Electronic Thesis and Dissertation Repository

Thesis Format

Integrated Article


Doctor of Philosophy


Biomedical Engineering


Peters, Terry M.


Robarts Research Institute


Transcatheter cardiac interventions are characterized by their percutaneous nature, increased patient safety, and low hospitalization times. Transcatheter procedures involve two major stages: navigation towards the target site and the positioning of tools to deliver the therapy, during which the interventionalists face the challenge of visualizing the anatomy and the relative position of the tools such as a guidewire.
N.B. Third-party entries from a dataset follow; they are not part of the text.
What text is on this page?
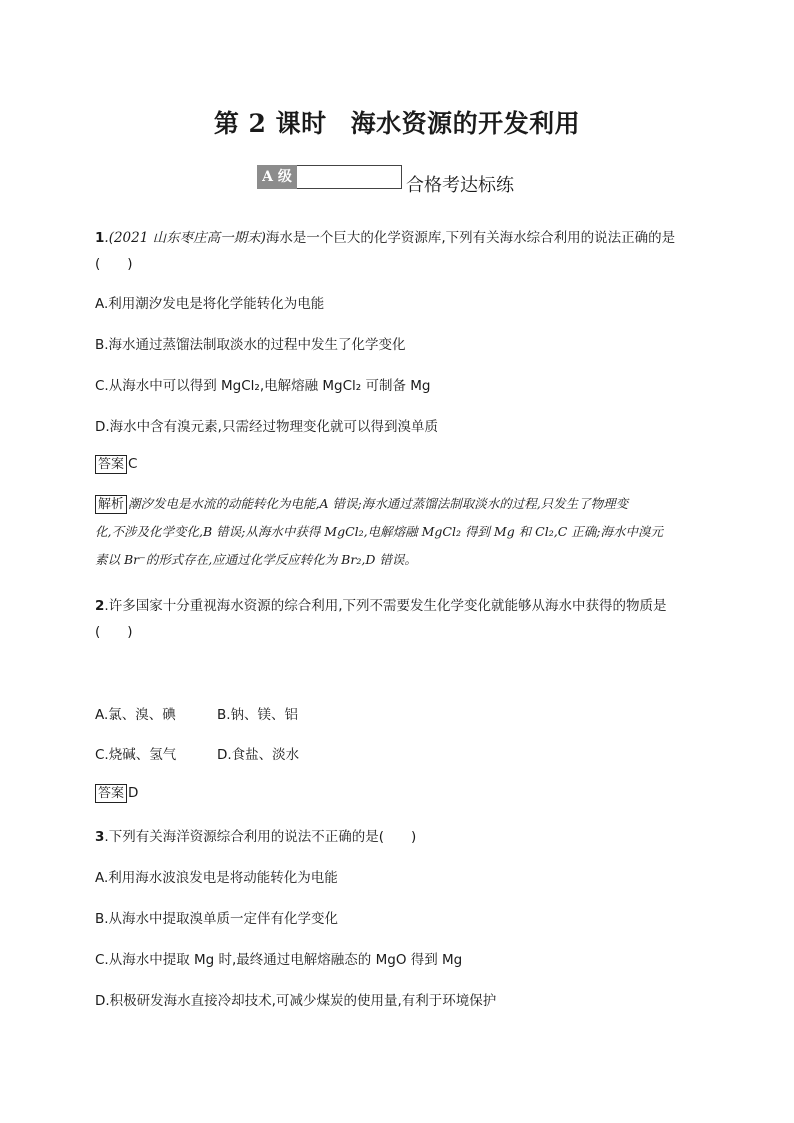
第 2 课时 海水资源的开发利用
A 级	合格考达标练
1.(2021 山东枣庄高一期末)海水是一个巨大的化学资源库,下列有关海水综合利用的说法正确的是
(　　)
A.利用潮汐发电是将化学能转化为电能
B.海水通过蒸馏法制取淡水的过程中发生了化学变化
C.从海水中可以得到 MgCl₂,电解熔融 MgCl₂ 可制备 Mg
D.海水中含有溴元素,只需经过物理变化就可以得到溴单质
答案 C
解析 潮汐发电是水流的动能转化为电能,A 错误;海水通过蒸馏法制取淡水的过程,只发生了物理变
化,不涉及化学变化,B 错误;从海水中获得 MgCl₂,电解熔融 MgCl₂ 得到 Mg 和 Cl₂,C 正确;海水中溴元
素以 Br⁻的形式存在,应通过化学反应转化为 Br₂,D 错误。
2.许多国家十分重视海水资源的综合利用,下列不需要发生化学变化就能够从海水中获得的物质是
(　　)
A.氯、溴、碘	B.钠、镁、铝
C.烧碱、氢气	D.食盐、淡水
答案 D
3.下列有关海洋资源综合利用的说法不正确的是(　　)
A.利用海水波浪发电是将动能转化为电能
B.从海水中提取溴单质一定伴有化学变化
C.从海水中提取 Mg 时,最终通过电解熔融态的 MgO 得到 Mg
D.积极研发海水直接冷却技术,可减少煤炭的使用量,有利于环境保护
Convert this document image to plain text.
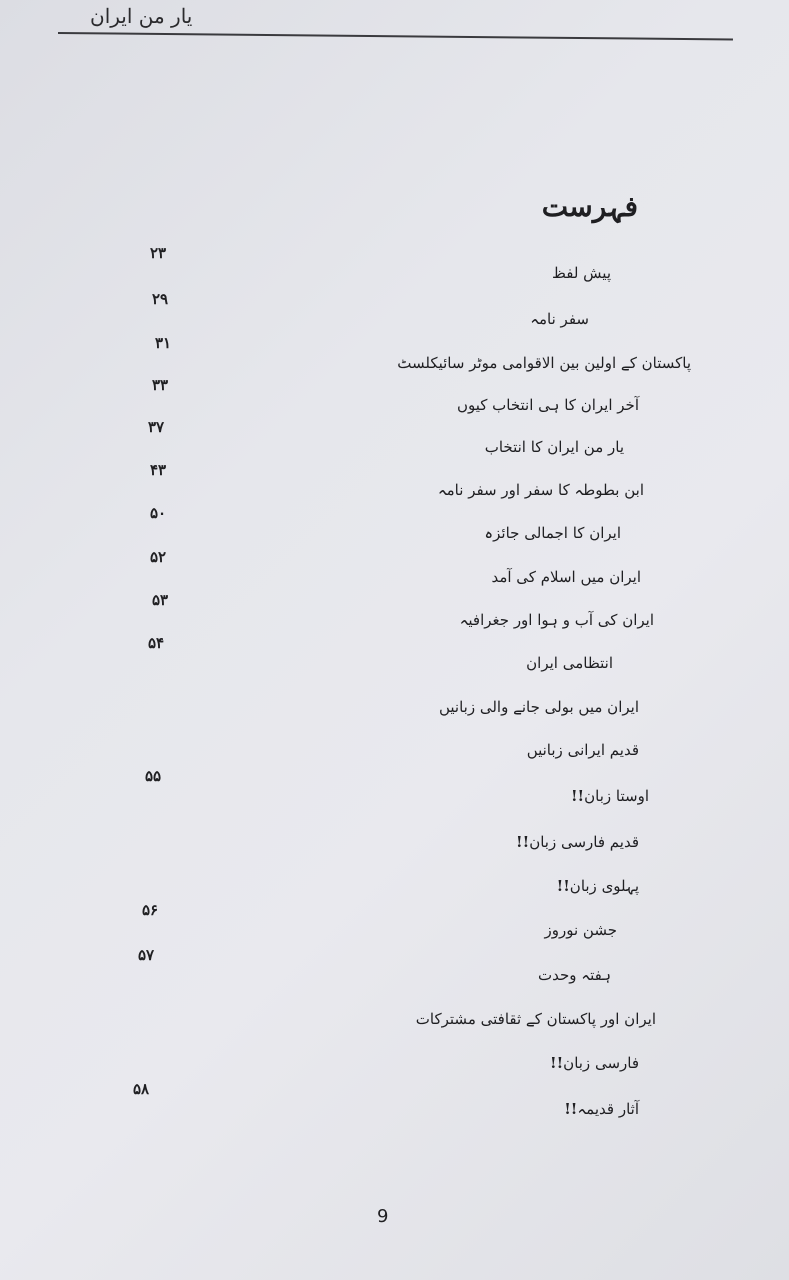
یار من ایران
فہرست
۲۳
پیش لفظ
۲۹
سفر نامہ
۳۱
پاکستان کے اولین بین الاقوامی موٹر سائیکلسٹ
۳۳
آخر ایران کا ہی انتخاب کیوں
۳۷
یار من ایران کا انتخاب
۴۳
ابن بطوطہ کا سفر اور سفر نامہ
۵۰
ایران کا اجمالی جائزہ
۵۲
ایران میں اسلام کی آمد
۵۳
ایران کی آب و ہوا اور جغرافیہ
۵۴
انتظامی ایران
ایران میں بولی جانے والی زبانیں
قدیم ایرانی زبانیں
۵۵
اوستا زبان!!
قدیم فارسی زبان!!
پہلوی زبان!!
۵۶
جشن نوروز
۵۷
ہفتہ وحدت
ایران اور پاکستان کے ثقافتی مشترکات
فارسی زبان!!
۵۸
آثار قدیمہ!!
9
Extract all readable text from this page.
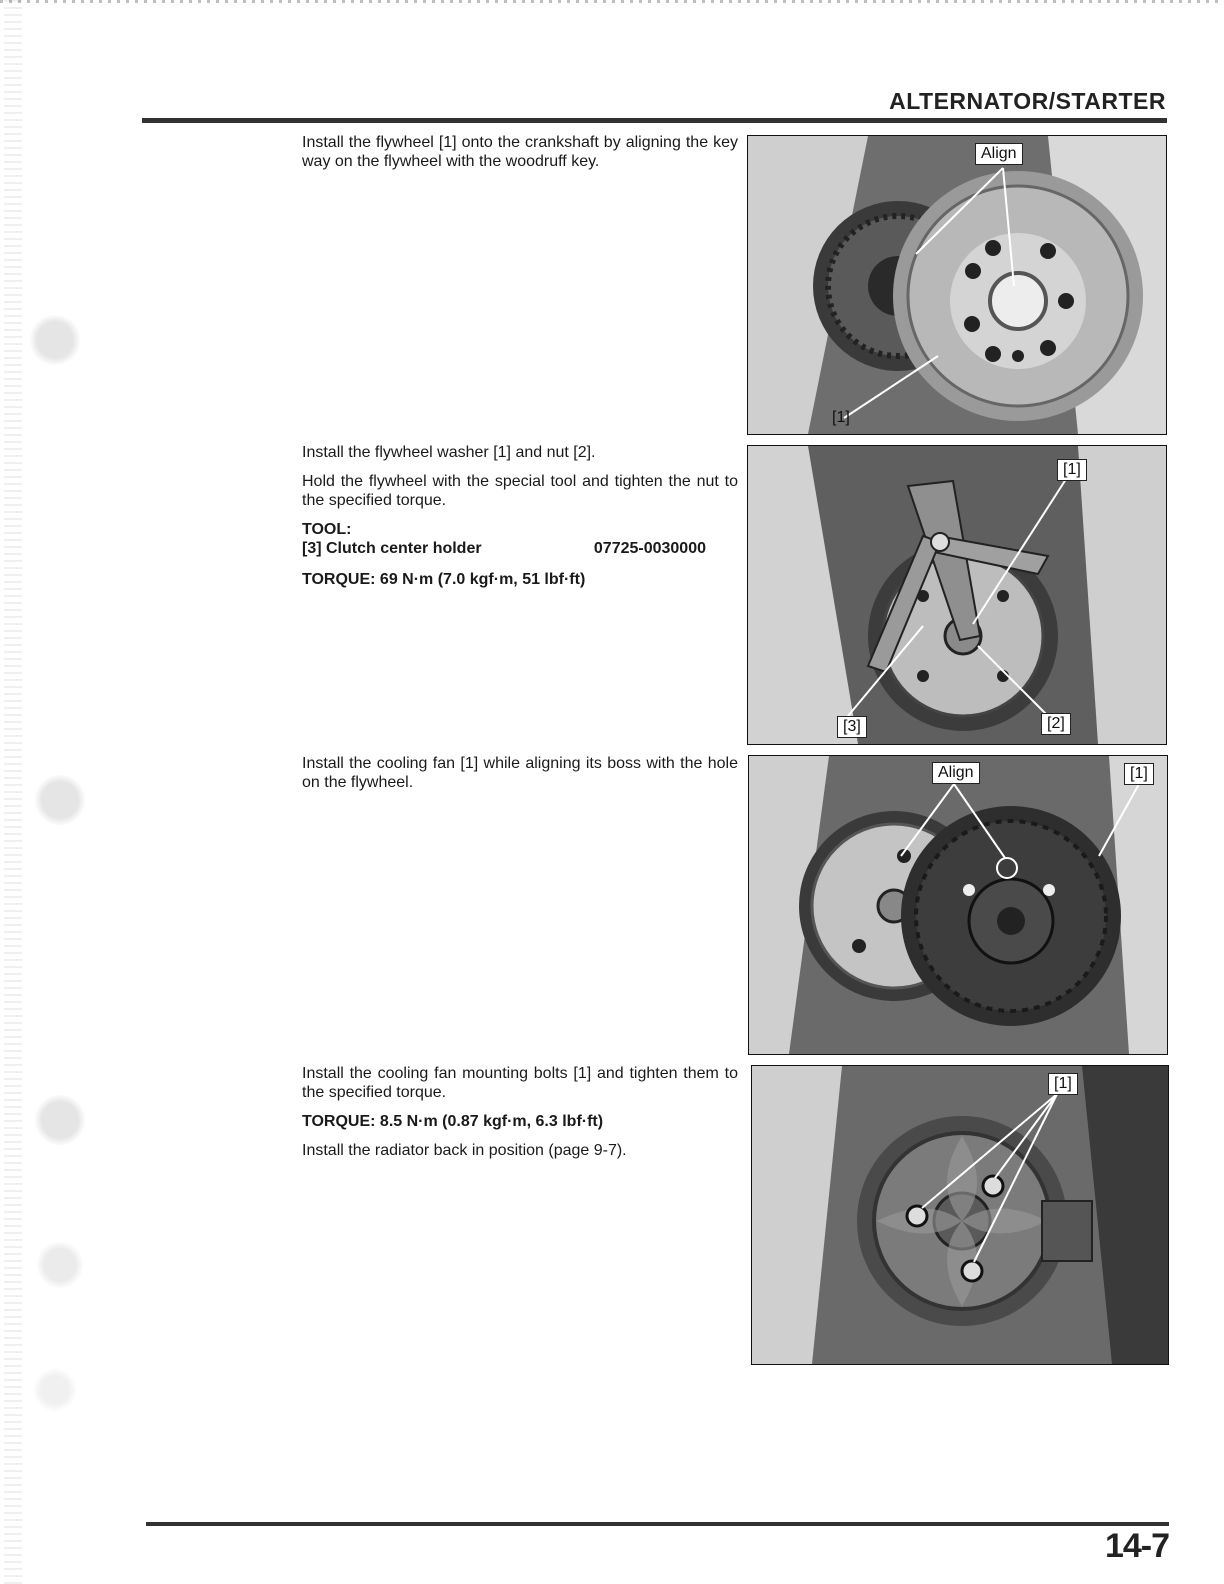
ALTERNATOR/STARTER

Install the flywheel [1] onto the crankshaft by aligning the key way on the flywheel with the woodruff key.	Align
[1]

Install the flywheel washer [1] and nut [2].

Hold the flywheel with the special tool and tighten the nut to the specified torque.

TOOL:
[3] Clutch center holder	07725-0030000
TORQUE: 69 N·m (7.0 kgf·m, 51 lbf·ft)
[1]
[3]	[2]

Install the cooling fan [1] while aligning its boss with the hole on the flywheel.

Align	[1]

Install the cooling fan mounting bolts [1] and tighten them to the specified torque.

TORQUE: 8.5 N·m (0.87 kgf·m, 6.3 lbf·ft)

Install the radiator back in position (page 9-7).

[1]
14-7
Fluoroscopic and transesophageal ultrasound (TEE) imaging are the most used techniques in cardiac procedures; however, they possess the disadvantage of radiation exposure and suboptimal imaging. This work explores the potential of intracardiac ultrasound (ICE) within an image guidance system (IGS) to facilitate the two stages of cardiac interventions. First, a novel 2.5D side-firing, conical Foresight ICE probe (Conavi Medical Inc., Toronto) is characterized, calibrated, and tracked using an electromagnetic sensor. The results indicate an acceptable tracking accuracy within some limitations. Next, an IGS is developed for navigating the vessels without fluoroscopy. A forward-looking, tracked ICE probe is used to reconstruct the vessel on a phantom which mimics the ultrasound imaging of an animal vena cava. Deep learning methods are employed to segment the complex vessel geometry from ICE imaging for the first time. The ICE-reconstructed vessel showed a clinically acceptable range of accuracy. Finally, a guidance system was developed to facilitate the positioning of tools during a tricuspid valve repair. The designed system potentially facilitates the positioning of the TriClip at the coaptation gap by pre-mapping the corresponding site of regurgitation in 3D tracking space.

Summary for Lay Audience

Heart surgeries have evolved from high-risk open-heart surgeries to much safer minimally invasive procedures. Transcatheter interventions often involve repairing a structural heart disease by accessing the heart through veins and arteries. Thin, wire-like tools such as a guidewire are inserted in the body via limbs and are then used to traverse the vessels using live x-ray technology called fluoroscopy. Once the tools reach the heart, they are then positioned at the pathological, target site and deployed to deliver therapy. This positioning of tools is often facilitated using an external ultrasound probe. In this work, we explore the potential of using a novel intracardiac ultrasound probe (ICE) to assist transcatheter procedures in an image-guided system (IGS). We augment a Foresight ICE probe (Conavi Medical Inc.) with an electromagnetic tracking sensor so the probe’s position can be always tracked in 3D space. Calibration methods to track the exact location of the ICE image are described as well. The second objective is to demonstrate the feasibility of using a tracked ICE probe in order to generate a vascular roadmap which can then be followed by a tracked guidewire to navigate the vessels. We designed an ultrasound-realistic vessel phantom and reconstructed the vessel in real-time using deep learning methods. The results indicate that ultrasound technology can be used instead of fluoroscopy to visualize and traverse the vessels. The third objective is to develop an IGS to assist the positioning of a therapeutic device during tricuspid valve repair surgery. Current imaging standards produce suboptimal imaging of the tricuspid valve and it can be challenging to identify the site of tricuspid valve regurgitation. We designed an algorithm to automatically detect the location of the regurgitation site from the color Doppler imaging on a tracked ICE probe. This method helps pre-map the location the clinicians have to target with the therapeutic device. This work demonstrates some of the ways an ICE ultrasound technology can improve and assist the existing procedural workflows by providing more information to the clinicians safely and accurately.